Ya Allah, berilah aku kesembuhan atas penyakitku ini. KKN tiga hari lagi, namun penyakit yang bersarang di tubuhku tak kunjung sembuh. Badanku terus menggigil, tambahan lagi pilek dan batuk menyusul bertubi-tubi. Juga cuaca yang kurang bersahabat dengan kesehatanku. Sudah tiga hari tenggorokan aku serak. Akibatnya suara gak jelas. Bahkan setiap malam aku gak bisa ngomong.

Akhirnya aku berangkat juga KKN.
“Hati-hati, Kar. Jaga kesehatan. Aku gak mau kamu sakit di sana. Dan jangan lupa sama aku ya...” Pesan Udin sore itu saat aku mau berangkat KKN. Aku hanya membalas dengan seulas senyum.

***

Sudah setahun aku mengenal Udin. Tapi hubungan kami putus begitu saja karena kami berbeda Universitas. Kami satu angkatan di pengkaderan PMII. Maret 2007 lalu di Kota Singkawang. Aku satu kelompok dengannya. Kami cukup akrab saat itu. Hanya selama tiga hari dua malam. Kami harus berpisah karena waktu jua.

Juni 2008 ini, aku satu kepanitian dengannya. Pelatihan Kader Dasar Pergerakan Mahasiswa Islam Indonesia (PKD PMII). Posisinya sebagai ketua dan aku sekretaris membuat kami kembali dekat. Kembali mengalami suka cita. Tambahan lagi saat itu kondisi PMII gonjang-ganjing. Kami saling berbagi. Kendala yang kami alami. Terutama masalah dana dan peserta.

Aku gak akan pernah melupakan perjuangan kami demi terlaksananya kegiatan ini dengan baik. Cucuran keringat dan airmata. Kami berjuang siang dan malam.
Seperti sore itu. Seusai kuliah Udin menjemputku…..

Hal itulah yang membuat kami semakin dekat walaupun kegiatan telah usai. Dia selalu siap membantuku saat aku membutuhkan pertolongan. He is very kind. Aku suka dengannya. Namun demikian, hanya sebatas sahabat. Karena aku tak bisa memberi lebih.

***

Angin dingin semilir di malam hari. Badanku terus menggigil. Aku gak bisa berbuat apa-apa. Hanya bisa merintih dalam hati. Sms yang datang dari sahabatku diseberang sana membuatku lebih tenang. Hatiku gak merasa sendiri.

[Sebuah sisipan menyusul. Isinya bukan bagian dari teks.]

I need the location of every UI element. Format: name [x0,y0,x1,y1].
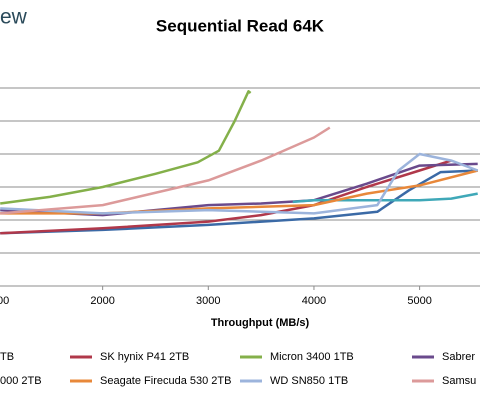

Kapal yang aku tumpangi berisi 117 orang. Kata temanku kapal itu bernama palung. Bukan kapal tapi motor air. Ditengah-tengah kapal ada sebuah mesin besar yang tak henti berbunyi dan dua buah drum biru.sepertinya untuk menampung air. Aku tak tahu air apa itu. Di setiap tepi ada bangku panjang. Tempat kami duduk. Sedangkan tengahnya dibiarkan kosong. Namun kini telah penuh dengan barang-barang bawaan kami. Bangku-bangku di tepi juga penuh. Bagian tengah yang sedikit kosong terhampar tikar. Mereka tidur-tiduran atau bermain kartu.

Aku memilih duduk dibangku. Sedangkan barang-barangku tergabung dalam kelompok. Aku tak terlalu memikirkannya. Hanya sesekali mengecek. Seperti pesan seniorku jangan terbiasa mengandalkan orang lain. Kita yang akan susah kalo sampai milik kita tertinggal atau hilang.

Dibagian luar sisi-sisi palung juga terdapat tempat untuk duduk. Bentuknya sama dengan yang didalam. Tempat ini juga terisi penuh oleh teman-temanku yang ingin melihat sunset. Laki-laki dan perempuan.

Yaah… seisi kapal ini adalah teman-temanku seangkatan di bangku kuliah. Satu Fakultas yang berbeda jurusan dan program studi. Tapi hatiku sepi, padahal aku juga berbincang dengan mereka. Tertawa, bercanda, dan ada beberapa yang mengolokku karena suara aku yang gak jelas banget. Gak jarang aku harus menuliskan dengan selembar kertas.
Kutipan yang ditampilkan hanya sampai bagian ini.